At the same time, underlying property fundamentals remain strong, supported by declining new supply.

“Real estate supply continues to moderate while demand is stabilising. We’re reaching the point where new construction deliveries are slowing materially, which should support rent growth and occupancy across a number of sectors.”

He flagged warehouse and residential property markets as examples of this dynamic.

“Industrial supply increased rapidly during the low-interest rate period after the COVID-19 pandemic, but that excess supply is now being absorbed and deliveries are expected to bottom out this year.

“Markets tend to be forward looking, and we’re already seeing industrial property begin to outperform in anticipation of that tightening supply environment.”

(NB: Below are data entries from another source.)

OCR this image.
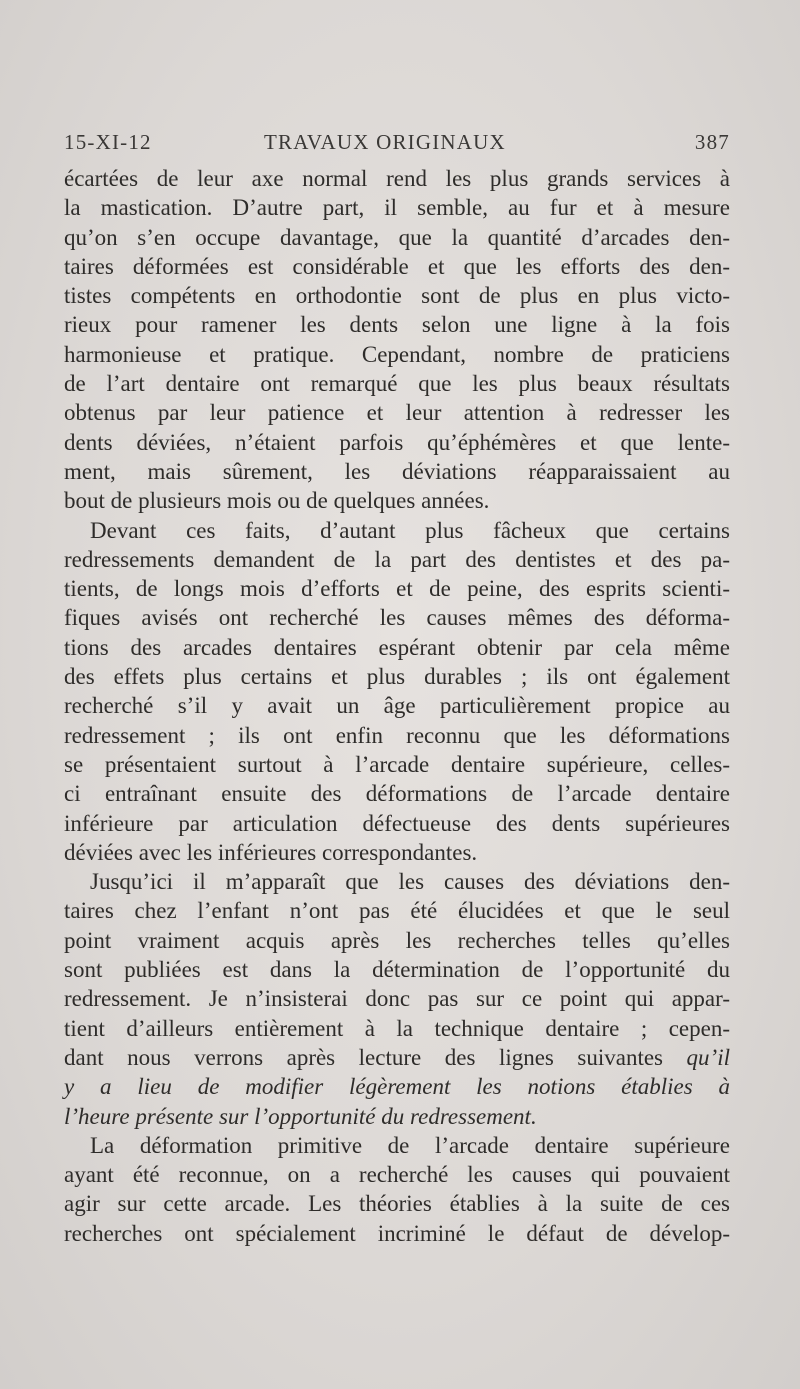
15-XI-12	TRAVAUX ORIGINAUX	387
écartées de leur axe normal rend les plus grands services à
la mastication. D’autre part, il semble, au fur et à mesure
qu’on s’en occupe davantage, que la quantité d’arcades den-
taires déformées est considérable et que les efforts des den-
tistes compétents en orthodontie sont de plus en plus victo-
rieux pour ramener les dents selon une ligne à la fois
harmonieuse et pratique. Cependant, nombre de praticiens
de l’art dentaire ont remarqué que les plus beaux résultats
obtenus par leur patience et leur attention à redresser les
dents déviées, n’étaient parfois qu’éphémères et que lente-
ment, mais sûrement, les déviations réapparaissaient au
bout de plusieurs mois ou de quelques années.
Devant ces faits, d’autant plus fâcheux que certains
redressements demandent de la part des dentistes et des pa-
tients, de longs mois d’efforts et de peine, des esprits scienti-
fiques avisés ont recherché les causes mêmes des déforma-
tions des arcades dentaires espérant obtenir par cela même
des effets plus certains et plus durables ; ils ont également
recherché s’il y avait un âge particulièrement propice au
redressement ; ils ont enfin reconnu que les déformations
se présentaient surtout à l’arcade dentaire supérieure, celles-
ci entraînant ensuite des déformations de l’arcade dentaire
inférieure par articulation défectueuse des dents supérieures
déviées avec les inférieures correspondantes.
Jusqu’ici il m’apparaît que les causes des déviations den-
taires chez l’enfant n’ont pas été élucidées et que le seul
point vraiment acquis après les recherches telles qu’elles
sont publiées est dans la détermination de l’opportunité du
redressement. Je n’insisterai donc pas sur ce point qui appar-
tient d’ailleurs entièrement à la technique dentaire ; cepen-
dant nous verrons après lecture des lignes suivantes qu’il
y a lieu de modifier légèrement les notions établies à
l’heure présente sur l’opportunité du redressement.
La déformation primitive de l’arcade dentaire supérieure
ayant été reconnue, on a recherché les causes qui pouvaient
agir sur cette arcade. Les théories établies à la suite de ces
recherches ont spécialement incriminé le défaut de dévelop-
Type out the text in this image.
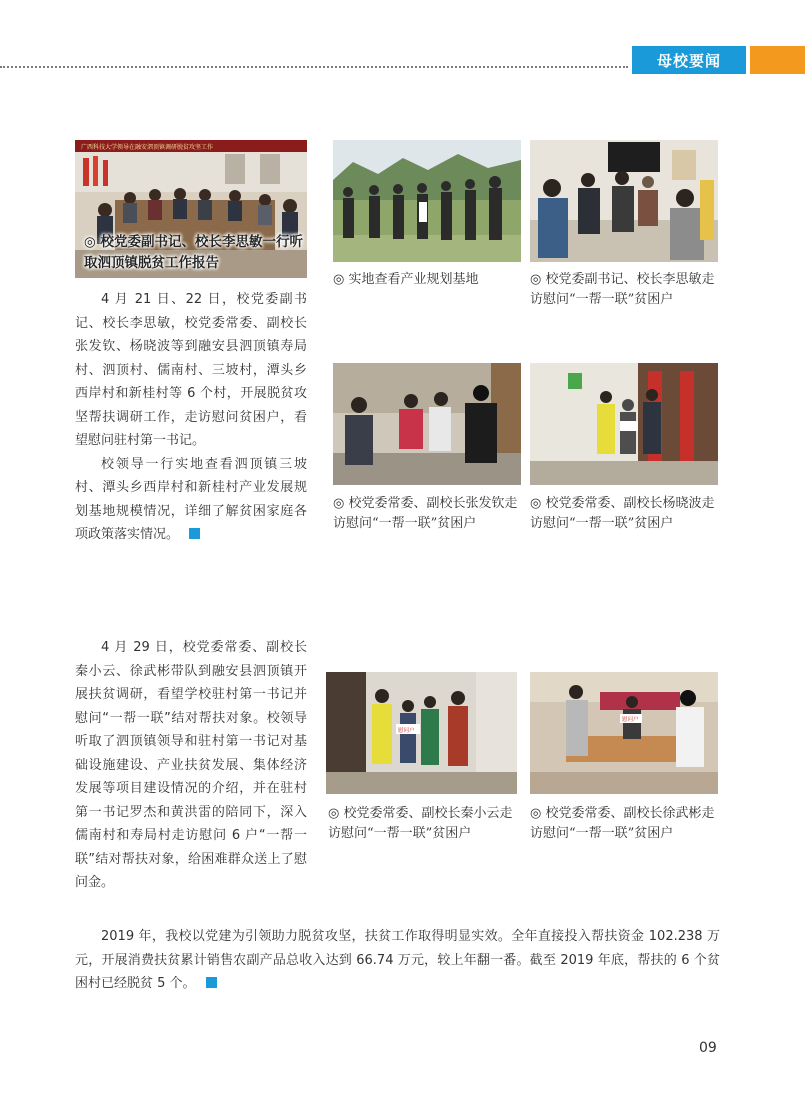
母校要闻
广西科技大学领导在融安泗顶镇调研脱贫攻坚工作
◎ 校党委副书记、校长李思敏一行听取泗顶镇脱贫工作报告
◎ 实地查看产业规划基地	◎ 校党委副书记、校长李思敏走访慰问“一帮一联”贫困户

4 月 21 日、22 日，校党委副书记、校长李思敏，校党委常委、副校长张发钦、杨晓波等到融安县泗顶镇寿局村、泗顶村、儒南村、三坡村，潭头乡西岸村和新桂村等 6 个村，开展脱贫攻坚帮扶调研工作，走访慰问贫困户，看望慰问驻村第一书记。

校领导一行实地查看泗顶镇三坡村、潭头乡西岸村和新桂村产业发展规划基地规模情况，详细了解贫困家庭各项政策落实情况。

◎ 校党委常委、副校长张发钦走访慰问“一帮一联”贫困户
◎ 校党委常委、副校长杨晓波走访慰问“一帮一联”贫困户

4 月 29 日，校党委常委、副校长秦小云、徐武彬带队到融安县泗顶镇开展扶贫调研，看望学校驻村第一书记并慰问“一帮一联”结对帮扶对象。校领导听取了泗顶镇领导和驻村第一书记对基础设施建设、产业扶贫发展、集体经济发展等项目建设情况的介绍，并在驻村第一书记罗杰和黄洪雷的陪同下，深入儒南村和寿局村走访慰问 6 户“一帮一联”结对帮扶对象，给困难群众送上了慰问金。

慰问户
◎ 校党委常委、副校长秦小云走访慰问“一帮一联”贫困户
慰问户
◎ 校党委常委、副校长徐武彬走访慰问“一帮一联”贫困户

2019 年，我校以党建为引领助力脱贫攻坚，扶贫工作取得明显实效。全年直接投入帮扶资金 102.238 万元，开展消费扶贫累计销售农副产品总收入达到 66.74 万元，较上年翻一番。截至 2019 年底，帮扶的 6 个贫困村已经脱贫 5 个。

09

Opportunities emerging in discounted sectors

While data centres and healthcare remain long-term growth sectors, Meierdierck said that the most compelling opportunities today are often emerging in areas where valuations have been heavily discounted.

“Healthcare has delivered very strong growth, but valuations already reflect much of that optimism. In contrast, sectors like offices, apartments, and self-storage are beginning to show improving fundamentals while still trading at significant discounts.”

He added that office markets in key global cities are stabilising as companies complete the process of adjusting to hybrid work models.

“Corporates have largely completed the process of rightsizing their office footprints. In prime locations like Manhattan and London’s West End, we’re seeing a more broad-based recovery in demand, which is creating selective investment opportunities.”

Meierdierck also highlighted digital infrastructure as a long-term opportunity, particularly data centre platforms that control key network connectivity locations.

“As digital connectivity and AI adoption continue to accelerate, companies that own highly connected data centre locations are in a very strong position. These sites form the backbone of digital infrastructure and provide a highly defensible competitive advantage.”

Recovery still in early stages

Overall, Meierdierck said the combination of improving fundamentals and discounted valuations provides a favourable outlook for the asset class.

“Listed real estate has already experienced a significant repricing, but the recovery is still in its early stages.

“With REITs still trading at a substantial discount to broader equities, we believe there is meaningful room for further upside as the cycle continues to normalise,” said Meierdierck.